A second important difference between the various herpesvirus homologs that does not allow them to be functionally interchangeable may lie in their effects on host cell gene expression. For example, EBV SM has significant growth-inhibitory effects, whereas we have not observed such an effect with ORF57 (unpublished observations). In addition, SM induces a specific subset of host cell genes, and some of these induced gene products may be important in lytic EBV gene expression (27
). Thus, the functional specificity of the various ORF57 homologous proteins may also derive from unique effects on host cell gene expression that are required for efficient replication.

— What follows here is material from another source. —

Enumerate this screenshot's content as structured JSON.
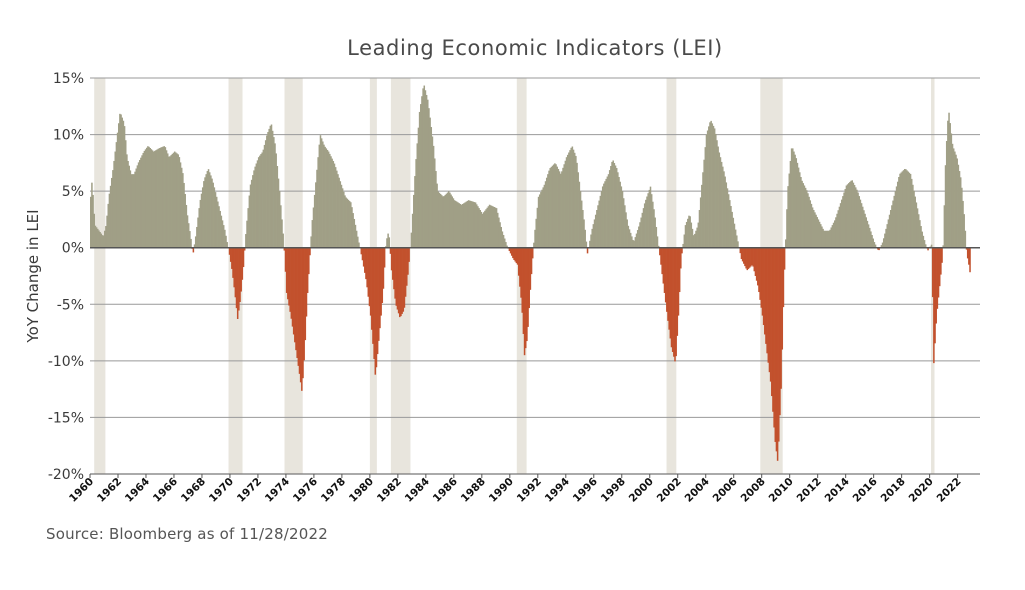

Finally, the utility of producing this specific ORF57-null mutant is demonstrated by the ability to directly determine whether ORF57 is involved in regulation of a specific pathway or expression of a particular gene. It has been hypothesized that ORF57 may be involved in regulation of PAN expression (20
), and using the ORF57-null mutant, we have demonstrated that maximal PAN expression during lytic replication does in fact require ORF57. While this finding is compatible with the interpretation that ORF57 synergizes with ORF50 to stimulate PAN transcription, it is also possible that ORF57 enhances nuclear stability of PAN posttranscriptionally. The actual role of a physical interaction between ORF57 and ORF50 proteins in PAN gene transcription in vivo is also called into question by the finding that EBV SM is as effective in enhancing PAN accumulation from the ORF57-null KSHV as ORF57 itself. The ORF57-null recombinant will allow us to address these and other mechanistic questions regarding the regulation of gene expression during lytic KSHV replication in the context of the entire viral genome.